The Last Song | |
Title Orig: | The Last Song |
Country: | United States |
Language: | English |
Series: | Last song |
Genre: | Romance, Tragedy |
Publisher: | Grand Central Publishing |
Pub Date: | September 1, 2009 |
Media Type: | Print (Hardcover, Paperback) |
Pages: | 405 pages (including the prologue and epilogue) |
Isbn: | 0-446-54756-5 |
Oclc: | 405107195 |
The Last Song is a 2009 novel by American author Nicholas Sparks. The Last Song is Sparks's fourteenth published novel (fifteenth published book), and was written specifically as the basis for the film adaptation by the same name. It was released on September 1, 2009, by Grand Central Publishing. The story revolves around the summer of Veronica “Ronnie" Miller's seventeenth year, during which she is sent to stay with her estranged father. Through their shared love of music, the duo reconnect.
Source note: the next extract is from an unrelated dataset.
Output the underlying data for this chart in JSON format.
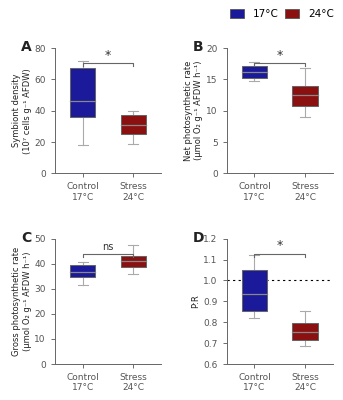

17-year-old Veronica "Ronnie" Miller is a troubled teenager who wants to live her own life and is trying her very best to ignore her divorced parents: Kim, her mother with whom she lives in New York, and Steve, her father who lives in his hometown of Wrightsville Beach, NC. Her mother decides that it would be in everyone's best interest if Ronnie and her 10-year-old brother, Jonah, spent the summer in Wrightsville Beach with Steve. Jonah is excited, while Ronnie can only wonder why her parents hate her so much as to send her there for the summer.
Once they arrive, Kim leaves and Ronnie runs off to the carnival down at the beach, where she watches a volleyball game in the crowd. As she turns to leave, one of the players, the privileged Will Blakelee, knocks into her while trying to reach the ball, spilling her soda all through the front of her shirt.
In search of a stand selling apparel, Ronnie bumps into Blaze, an estranged teen like herself. Blaze helps her find a T-shirt booth and they leave to watch a show by Marcus, Blaze's boyfriend, on the pier. The show includes "harmless" fireballs, and when it's over, the police run Marcus off. They go to sit under the pier, where Blaze heads off to get Marcus another beer. In Blaze's absence, Marcus attempts to hit on Ronnie, causing her to leave.
Later, when Ronnie finds a nest of Loggerhead turtle eggs in danger of raccoons behind her house, she decides to camp out next to it to save it. She learns that Will volunteers at the aquarium, and after a few nights of talking with him on the beach, she realizes she has feelings for him.
Ronnie then finds out that her dad has cancer. As his cancer progresses, she, Jonah, and Will finish piecing together a stained glass window while Ronnie also finishes her dad's song for him on the piano. Pastor Harris, Steve's friend, then installs the window in the new church. Kim arrives to say goodbye to Steve one last time and take Jonah home. Ronnie stays with Steve. Will had left in August to go to Vanderbilt; however, he shows up at the funeral once Steve has passed. He tells Ronnie that he is joining Columbia with her.
A book tour for The Last Song was announced on July 11, 2009[1] and reached around 13 cities.[2] Despite the relatively short tour, The Last Song debuted at number one on weekly bestseller charts. It headed the Publishers Weekly[3] and New York Times charts for hardback fiction[4] and the Wall Street Journal chart for fiction.[5] According to USA Todays chart, which combines sales of all formats of a book, The Last Song outsold all other titles in its first week.[6] The book dropped to number 2 on all lists the following week, due to the release of Dan Brown's highly anticipated The Lost Symbol, the sequel to The Da Vinci Code.[7] [8]
See main article: article and The Last Song (2010 film).
The film version of The Last Song was released in the U.S. on March 31, 2010,[9] Unlike previous adaptations of Sparks's novels, Sparks participated in writing the film's screenplay; after agreeing to the project, Sparks invited his college roommate Jeff Van Wie to co-write the script. With Van Wie's help, Sparks finished the screenplay before he began writing the novel.[10] The Last Song is director Julie Anne Robinson's first feature film. The film stars Miley Cyrus as Ronnie, along with Greg Kinnear as Steve, Liam Hemsworth as Will Blakelee, Kelly Preston as Kim, and Bobby Coleman as Jonah.